Comment 3 Ondrej Vasik 2015-01-21 18:58:40 UTC 
*** Bug 1183217 has been marked as a duplicate of this bug. ***
Comment 6 Jan Chaloupka 2015-01-21 21:27:48 UTC 
After some inspection, this is libxml2 bug. Patch is at [1]. The crash is reproducible from zlib-1.2.4. Due to rebase from zlib-1.2.3 to zlib-1.2.5.

libxml2 is not on ACL for rhel-6.7. If this issue will not get fixed, I cannot rebase zlib, which has already all acks on. 

[1] http://osdir.com/ml/svn-commits-list/2010-01/msg05723.html
Comment 7 Daniel Veillard 2015-01-22 02:58:23 UTC 
it's a tie between libxml2 and zlib, they cannot be updated independently.
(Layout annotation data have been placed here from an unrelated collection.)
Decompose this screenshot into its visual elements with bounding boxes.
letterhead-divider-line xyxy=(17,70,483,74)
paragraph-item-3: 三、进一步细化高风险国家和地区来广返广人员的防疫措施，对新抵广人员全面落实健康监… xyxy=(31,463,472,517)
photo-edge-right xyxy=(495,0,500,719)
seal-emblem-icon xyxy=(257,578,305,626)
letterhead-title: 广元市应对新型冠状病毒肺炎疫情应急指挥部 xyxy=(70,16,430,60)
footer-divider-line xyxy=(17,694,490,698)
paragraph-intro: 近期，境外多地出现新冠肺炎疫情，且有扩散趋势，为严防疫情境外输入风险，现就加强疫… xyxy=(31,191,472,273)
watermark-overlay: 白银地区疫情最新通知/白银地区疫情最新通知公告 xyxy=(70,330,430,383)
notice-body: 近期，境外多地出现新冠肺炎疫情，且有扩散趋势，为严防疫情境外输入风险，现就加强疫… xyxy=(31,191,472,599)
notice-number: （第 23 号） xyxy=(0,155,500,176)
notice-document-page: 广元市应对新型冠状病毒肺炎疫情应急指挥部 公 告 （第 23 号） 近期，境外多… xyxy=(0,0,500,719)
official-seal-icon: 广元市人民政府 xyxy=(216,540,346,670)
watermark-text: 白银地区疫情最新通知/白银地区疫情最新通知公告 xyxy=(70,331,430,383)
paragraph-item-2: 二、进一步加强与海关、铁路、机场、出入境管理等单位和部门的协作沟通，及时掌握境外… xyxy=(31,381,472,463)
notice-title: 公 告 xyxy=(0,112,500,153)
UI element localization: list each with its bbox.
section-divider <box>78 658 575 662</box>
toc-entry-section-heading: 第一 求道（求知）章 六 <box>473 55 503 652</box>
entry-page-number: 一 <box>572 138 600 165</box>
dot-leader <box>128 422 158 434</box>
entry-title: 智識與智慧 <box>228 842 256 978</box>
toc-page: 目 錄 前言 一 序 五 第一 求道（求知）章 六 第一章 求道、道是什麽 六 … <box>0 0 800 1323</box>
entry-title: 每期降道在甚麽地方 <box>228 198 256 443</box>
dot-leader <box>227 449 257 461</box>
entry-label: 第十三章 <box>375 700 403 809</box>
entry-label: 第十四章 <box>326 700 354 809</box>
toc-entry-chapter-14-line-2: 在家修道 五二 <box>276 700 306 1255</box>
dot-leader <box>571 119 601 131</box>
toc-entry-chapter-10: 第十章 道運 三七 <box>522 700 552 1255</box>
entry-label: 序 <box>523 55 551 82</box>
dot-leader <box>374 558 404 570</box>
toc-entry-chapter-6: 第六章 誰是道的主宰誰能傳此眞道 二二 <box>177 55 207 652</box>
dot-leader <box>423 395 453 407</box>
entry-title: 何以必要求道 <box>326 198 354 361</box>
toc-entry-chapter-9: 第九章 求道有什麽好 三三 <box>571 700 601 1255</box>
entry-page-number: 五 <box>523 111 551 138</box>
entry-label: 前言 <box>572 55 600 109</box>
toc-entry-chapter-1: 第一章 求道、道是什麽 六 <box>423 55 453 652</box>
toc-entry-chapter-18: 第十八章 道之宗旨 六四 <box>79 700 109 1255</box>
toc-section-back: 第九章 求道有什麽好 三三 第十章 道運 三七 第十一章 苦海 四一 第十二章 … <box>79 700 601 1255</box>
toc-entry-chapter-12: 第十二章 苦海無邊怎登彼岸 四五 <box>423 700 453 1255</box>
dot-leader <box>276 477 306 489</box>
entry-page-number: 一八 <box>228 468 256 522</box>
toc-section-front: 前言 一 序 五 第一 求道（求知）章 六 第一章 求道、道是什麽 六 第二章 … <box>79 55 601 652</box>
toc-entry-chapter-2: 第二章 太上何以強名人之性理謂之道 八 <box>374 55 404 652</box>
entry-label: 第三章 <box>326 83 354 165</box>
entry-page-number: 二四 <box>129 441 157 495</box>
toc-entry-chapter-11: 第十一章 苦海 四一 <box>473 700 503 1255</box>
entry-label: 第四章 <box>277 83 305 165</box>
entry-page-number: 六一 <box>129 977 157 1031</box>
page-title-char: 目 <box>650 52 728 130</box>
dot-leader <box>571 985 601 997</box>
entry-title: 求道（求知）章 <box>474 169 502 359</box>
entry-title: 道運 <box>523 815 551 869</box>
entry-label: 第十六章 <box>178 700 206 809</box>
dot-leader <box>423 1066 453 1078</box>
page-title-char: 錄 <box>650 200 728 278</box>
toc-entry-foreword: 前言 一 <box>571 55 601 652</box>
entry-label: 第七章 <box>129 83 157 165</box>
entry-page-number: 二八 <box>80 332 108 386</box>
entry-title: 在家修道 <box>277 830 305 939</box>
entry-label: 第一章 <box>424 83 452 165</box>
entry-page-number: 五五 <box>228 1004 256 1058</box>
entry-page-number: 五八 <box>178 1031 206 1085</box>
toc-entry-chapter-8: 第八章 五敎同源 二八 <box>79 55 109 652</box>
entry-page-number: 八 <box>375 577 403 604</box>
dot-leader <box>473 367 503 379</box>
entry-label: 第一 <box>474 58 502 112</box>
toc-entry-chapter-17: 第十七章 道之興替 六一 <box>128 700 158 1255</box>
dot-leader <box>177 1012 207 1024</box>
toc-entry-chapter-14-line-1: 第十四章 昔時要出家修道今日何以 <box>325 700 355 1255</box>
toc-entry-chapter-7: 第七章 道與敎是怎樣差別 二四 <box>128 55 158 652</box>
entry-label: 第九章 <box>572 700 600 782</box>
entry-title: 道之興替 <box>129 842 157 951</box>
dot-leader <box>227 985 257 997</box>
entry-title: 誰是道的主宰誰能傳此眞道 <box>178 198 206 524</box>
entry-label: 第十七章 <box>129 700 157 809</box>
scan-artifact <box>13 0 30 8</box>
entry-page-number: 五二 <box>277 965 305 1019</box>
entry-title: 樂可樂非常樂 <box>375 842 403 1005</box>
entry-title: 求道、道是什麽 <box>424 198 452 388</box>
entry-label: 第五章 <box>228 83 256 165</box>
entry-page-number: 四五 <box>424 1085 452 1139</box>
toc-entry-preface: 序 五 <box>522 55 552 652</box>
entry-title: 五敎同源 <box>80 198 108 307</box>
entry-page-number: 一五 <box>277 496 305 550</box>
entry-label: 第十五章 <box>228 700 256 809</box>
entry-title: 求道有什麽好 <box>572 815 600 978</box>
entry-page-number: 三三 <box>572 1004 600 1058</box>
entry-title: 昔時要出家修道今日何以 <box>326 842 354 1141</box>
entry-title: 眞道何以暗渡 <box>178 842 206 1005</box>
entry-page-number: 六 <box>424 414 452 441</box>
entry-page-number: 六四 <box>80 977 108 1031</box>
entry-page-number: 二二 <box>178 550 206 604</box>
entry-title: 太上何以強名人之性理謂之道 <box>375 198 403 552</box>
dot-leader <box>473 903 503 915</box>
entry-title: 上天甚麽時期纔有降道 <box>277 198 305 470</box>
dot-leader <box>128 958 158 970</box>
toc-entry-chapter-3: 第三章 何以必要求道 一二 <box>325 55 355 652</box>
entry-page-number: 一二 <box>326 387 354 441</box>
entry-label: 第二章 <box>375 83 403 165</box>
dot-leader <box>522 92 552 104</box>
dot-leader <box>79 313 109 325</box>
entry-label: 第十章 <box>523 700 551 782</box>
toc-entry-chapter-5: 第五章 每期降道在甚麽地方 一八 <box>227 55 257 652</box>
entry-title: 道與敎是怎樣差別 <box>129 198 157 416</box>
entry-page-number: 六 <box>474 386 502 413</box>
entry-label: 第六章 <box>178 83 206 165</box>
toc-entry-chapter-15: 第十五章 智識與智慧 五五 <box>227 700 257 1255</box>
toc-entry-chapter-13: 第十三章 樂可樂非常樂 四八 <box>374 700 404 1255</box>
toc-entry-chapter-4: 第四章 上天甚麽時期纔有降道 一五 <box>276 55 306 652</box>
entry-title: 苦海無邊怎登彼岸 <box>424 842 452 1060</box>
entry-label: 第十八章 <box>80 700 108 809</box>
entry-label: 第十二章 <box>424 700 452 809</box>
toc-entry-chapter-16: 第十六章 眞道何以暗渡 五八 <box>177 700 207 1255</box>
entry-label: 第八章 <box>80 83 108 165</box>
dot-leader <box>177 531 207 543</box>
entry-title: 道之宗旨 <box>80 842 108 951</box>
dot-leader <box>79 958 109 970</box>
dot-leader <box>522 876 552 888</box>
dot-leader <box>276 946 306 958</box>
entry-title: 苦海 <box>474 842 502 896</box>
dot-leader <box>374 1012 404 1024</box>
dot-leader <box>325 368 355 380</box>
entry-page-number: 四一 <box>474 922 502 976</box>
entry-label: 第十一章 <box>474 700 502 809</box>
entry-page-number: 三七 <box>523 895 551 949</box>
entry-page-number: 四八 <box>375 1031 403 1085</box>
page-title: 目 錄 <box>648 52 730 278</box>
If you apply the pacth and don't update zlib it breaks, if you don't apply
the patch you can't update zlib.

I don't know how Martin ended up with a zlib-1.2.5 but we absolutely must not
update zlib in RHEL-6 to a newer version or all libxml2 apps will break.
Issue known for a long time.

Martin how did you end up with zlib-1.2.5 on a RHEL-6 machine, this MUST not
happen.

Daniel
Comment 8 Daniel Veillard 2015-01-22 03:19:00 UTC 
*** Bug 1184243 has been marked as a duplicate of this bug. ***
Comment 9 Daniel Veillard 2015-01-26 02:34:28 UTC 
*** Bug 1185089 has been marked as a duplicate of this bug. ***
Comment 13 Jan Chaloupka 2015-01-26 14:25:46 UTC 
*** Bug 1183215 has been marked as a duplicate of this bug. ***
Comment 14 Ján Tomko 2015-03-18 08:29:58 UTC 
*** Bug 921493 has been marked as a duplicate of this bug. ***
Comment 16 Martin Kletzander 2015-03-26 08:14:39 UTC 
I see the zlib package version is kept at 1.2.3 and everything works now.  Closing as NOTABUG as this was a pre-release issue.